As the internet emerged as the preferred means of accessing such information, the potential for directory owners like Telstra to translate directory information into a valuable online business opportunity seemed promising. As is often the case in the unpredictable world of the internet, it was not quite so simple.
In January 2014, Telstra sold a 70% share of Sensis, its directories subsidiary, to a US hedge fund for A$454 million, only 2.4 times projected 2014 earnings. This is quite a turnaround from the A$12 billion value suggested to Telstra’s Board in 2005. At the time, Telstra’s chief executive Sol Trujillo declined to spin-off the business, suggesting Sensis (Telstra’s directory business) would be “bigger than Google”.
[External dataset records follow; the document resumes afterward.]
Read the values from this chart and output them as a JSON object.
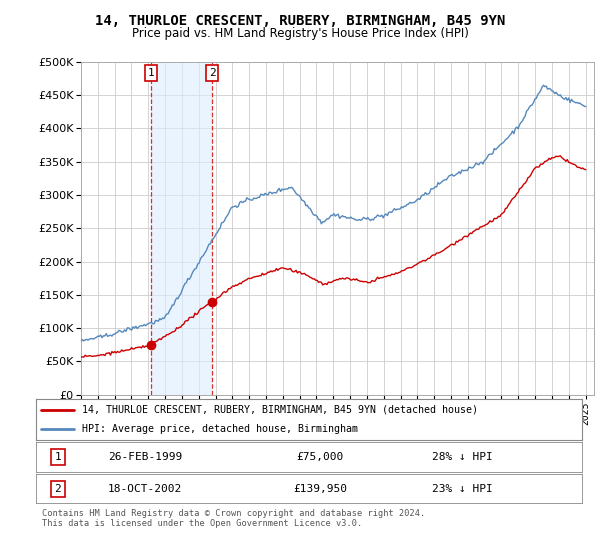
{
  "title": "14, THURLOE CRESCENT, RUBERY, BIRMINGHAM, B45 9YN",
  "subtitle": "Price paid vs. HM Land Registry's House Price Index (HPI)",
  "legend_line1": "14, THURLOE CRESCENT, RUBERY, BIRMINGHAM, B45 9YN (detached house)",
  "legend_line2": "HPI: Average price, detached house, Birmingham",
  "footnote": "Contains HM Land Registry data © Crown copyright and database right 2024.\nThis data is licensed under the Open Government Licence v3.0.",
  "sale1_label": "1",
  "sale1_date": "26-FEB-1999",
  "sale1_price": "£75,000",
  "sale1_hpi": "28% ↓ HPI",
  "sale1_year": 1999.15,
  "sale1_value": 75000,
  "sale2_label": "2",
  "sale2_date": "18-OCT-2002",
  "sale2_price": "£139,950",
  "sale2_hpi": "23% ↓ HPI",
  "sale2_year": 2002.8,
  "sale2_value": 139950,
  "red_color": "#cc0000",
  "blue_color": "#5588bb",
  "blue_fill": "#ddeeff",
  "bg_color": "#ffffff",
  "grid_color": "#cccccc",
  "ylim": [
    0,
    500000
  ],
  "yticks": [
    0,
    50000,
    100000,
    150000,
    200000,
    250000,
    300000,
    350000,
    400000,
    450000,
    500000
  ],
  "xmin": 1995,
  "xmax": 2025.5
}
Laughable then, laughable now. So how did this come to pass?
Better information, less asymmetry
The steep decline in the generic, supplier-provided data that is the essence of Yellow Pages has been driven by a set of related phenomena.
First, sites like TripAdvisor have emerged to provide detailed and generally reliable information on services including hotels, tourist attractions, restaurants and the like. Importantly for Yellow Pages, sites such as these are becoming the first place for buyers to visit. As the quantity of collected reviews increase, the value of such sites increases greatly, as they provide a level of information on sellers that static directories cannot match.
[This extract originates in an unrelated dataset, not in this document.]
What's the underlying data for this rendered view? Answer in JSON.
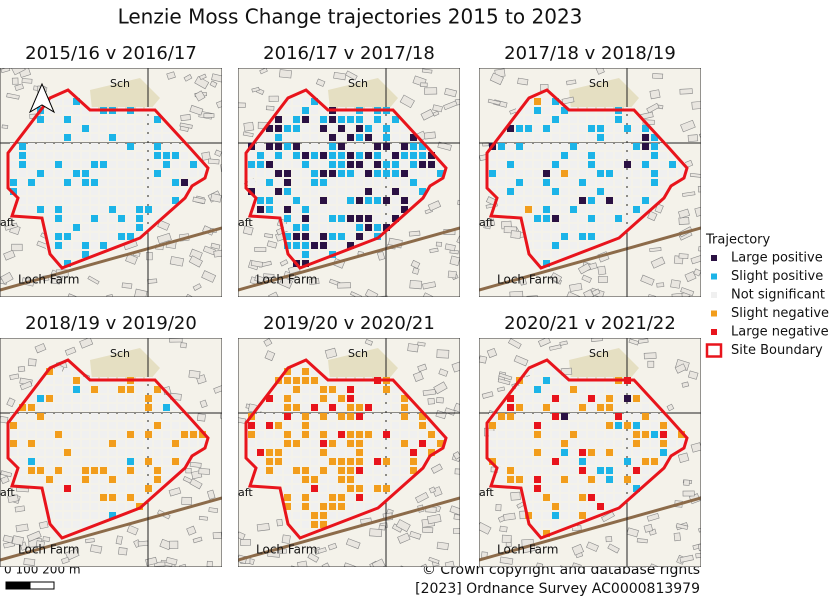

Second, the costs of “searching” for information is in steep and terminal decline. Once, buying a set of golf clubs for the best price, for example, required a multitude of phone calls or, worse still, visits to stores with pushy salespeople. Now, finding the best price in the market is a few keystrokes away through Google.
The authors conclude:
Too late for Sensis?
This begs the question – can the Yellow Pages reinvent itself to be a new portal for information on sellers that will be valuable for buyers, and thus continue to attract advertisers? The answer is probably not. As a late mover into such information provision, it will have an almost insurmountable challenge to build an equivalent body of information in comparison to its competitors. More so, it will be a generalist in an industry full of specialists, the last site visited by buyers and thus the least valuable site for sellers to direct their advertising dollars to.
This makes the 2.4 times 2014 earnings paid in January for Sensis seem about right. Such a multiple suggests that this year’s Yellow Pages might be the last one to lob onto Australia’s front porches. If this is bad news for Sensis, it is good news for the millions of trees that will be saved!
In the meantime you can cancel your dead-tree deliveries from Sensis at www.directoryselect.com.au.